The principle is you break it up into disjoint cases (so no two cases occur at the same time), calculate the probability of each case occuring, then add them up at the end. Notice if your cases overlap, then you're essentially double counting the events that occur under both cases

3. Mar 25, 2009

### brebh

Thanks!

That helps for sure.

Just wondering though, is it possible to build a formula that allows me to plug in any number of red dice (r), blue dice (b) and the minimum number of dice that score in a result (n) to get the probability of different situations?

Thanks again!

4. Mar 25, 2009

### CRGreathouse

$$\sum_{x=0}^r\sum_{y=n-a}^b\binom rx\binom byp_r^xp_b^y(1-p_r)^{r-x}(1-p_b)^{b-y}=\sum_{x=0}^r\left(\binom rxp_r^x(1-p_r)^{r-x}\sum_{y=n-a}^b\binom byp_b^y(1-p_b)^{b-y}\right)$$

$$\frac{1}{2^b6^r}\sum_{x=0}^r\left(\binom rx5^{r-x}\sum_{y=n-a}^b\binom by\right)$$

I'm sure this can be simplified further, but it's still going to be pretty ugly.

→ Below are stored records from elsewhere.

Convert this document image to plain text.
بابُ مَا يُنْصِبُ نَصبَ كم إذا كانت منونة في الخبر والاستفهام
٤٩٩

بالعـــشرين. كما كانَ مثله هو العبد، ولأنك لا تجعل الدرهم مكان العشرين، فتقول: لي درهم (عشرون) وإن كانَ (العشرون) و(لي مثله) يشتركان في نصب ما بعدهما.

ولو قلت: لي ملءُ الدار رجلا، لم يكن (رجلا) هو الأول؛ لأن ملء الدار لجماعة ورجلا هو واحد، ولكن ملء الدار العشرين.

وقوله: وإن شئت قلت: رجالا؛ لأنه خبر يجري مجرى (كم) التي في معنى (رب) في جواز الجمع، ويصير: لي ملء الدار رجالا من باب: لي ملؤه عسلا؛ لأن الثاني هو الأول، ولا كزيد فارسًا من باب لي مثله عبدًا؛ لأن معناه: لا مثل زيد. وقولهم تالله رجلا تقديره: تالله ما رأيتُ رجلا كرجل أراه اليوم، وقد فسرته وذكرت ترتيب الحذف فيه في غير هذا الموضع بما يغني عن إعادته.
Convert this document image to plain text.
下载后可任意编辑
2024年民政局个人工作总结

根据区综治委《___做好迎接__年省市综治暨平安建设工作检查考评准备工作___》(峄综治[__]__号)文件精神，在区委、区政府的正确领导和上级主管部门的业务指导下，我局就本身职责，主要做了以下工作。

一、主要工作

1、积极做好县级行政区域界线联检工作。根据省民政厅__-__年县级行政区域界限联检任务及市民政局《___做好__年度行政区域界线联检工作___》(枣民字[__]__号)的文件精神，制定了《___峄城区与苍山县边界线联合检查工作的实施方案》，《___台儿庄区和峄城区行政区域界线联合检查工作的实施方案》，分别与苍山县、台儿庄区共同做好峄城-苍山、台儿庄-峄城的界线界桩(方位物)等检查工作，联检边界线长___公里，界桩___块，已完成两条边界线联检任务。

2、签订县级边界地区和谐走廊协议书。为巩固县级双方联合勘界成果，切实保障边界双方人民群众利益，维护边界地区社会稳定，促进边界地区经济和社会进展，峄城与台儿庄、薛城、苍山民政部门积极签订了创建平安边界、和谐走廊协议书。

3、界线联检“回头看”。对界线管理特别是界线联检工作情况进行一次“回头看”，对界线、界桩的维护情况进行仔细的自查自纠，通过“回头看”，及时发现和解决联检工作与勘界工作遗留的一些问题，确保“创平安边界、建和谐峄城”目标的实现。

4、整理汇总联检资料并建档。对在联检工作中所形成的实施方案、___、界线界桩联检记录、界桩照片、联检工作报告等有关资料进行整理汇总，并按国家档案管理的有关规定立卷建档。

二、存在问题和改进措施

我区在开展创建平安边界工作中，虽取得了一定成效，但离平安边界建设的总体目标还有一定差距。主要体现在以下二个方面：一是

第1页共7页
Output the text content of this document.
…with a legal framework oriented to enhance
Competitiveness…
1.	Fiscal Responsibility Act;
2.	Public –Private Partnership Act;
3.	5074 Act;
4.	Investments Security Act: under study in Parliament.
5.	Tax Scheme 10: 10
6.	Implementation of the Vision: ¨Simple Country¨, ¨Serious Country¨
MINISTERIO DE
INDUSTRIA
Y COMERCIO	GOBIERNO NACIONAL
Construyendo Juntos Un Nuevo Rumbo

Edit: Mathematica can get it to a single sum, but it's hideous and probably harder to calculate for any values you'd care about:
$$\frac{1}{2^b6^r}\sum_{x=0}^r\left(\frac{5^{r-x}b!\,_2\!\tilde{\text{F}}_1(1,n-b-x; n-x+1; -1)}{(a+b-n)!}\right)$$

Edit 2: If you Google for and install Pari/GP, this will do it for you:
Code (Text):
brebh(r,b,n)=sum(x=0,r,binomial(r,x)*5^(r-x)*sum(y=n-x,b,binomial(b,y)))/2^b/6^r
(15:32)brebh(2,1,2)
time = 0 ms.
%46 = 1/6

Last edited: Mar 25, 2009
5. Mar 25, 2009

### brebh

Holy crap!

I would have never figured that out. Thanks for the solution!

Now I need to start working on converting that into something excel can read. =)

Thanks again!

6. Mar 25, 2009

### CRGreathouse

If you want to do this in Excel you'll either need to use a macro or to make a b by r grid and a calculation row beside it.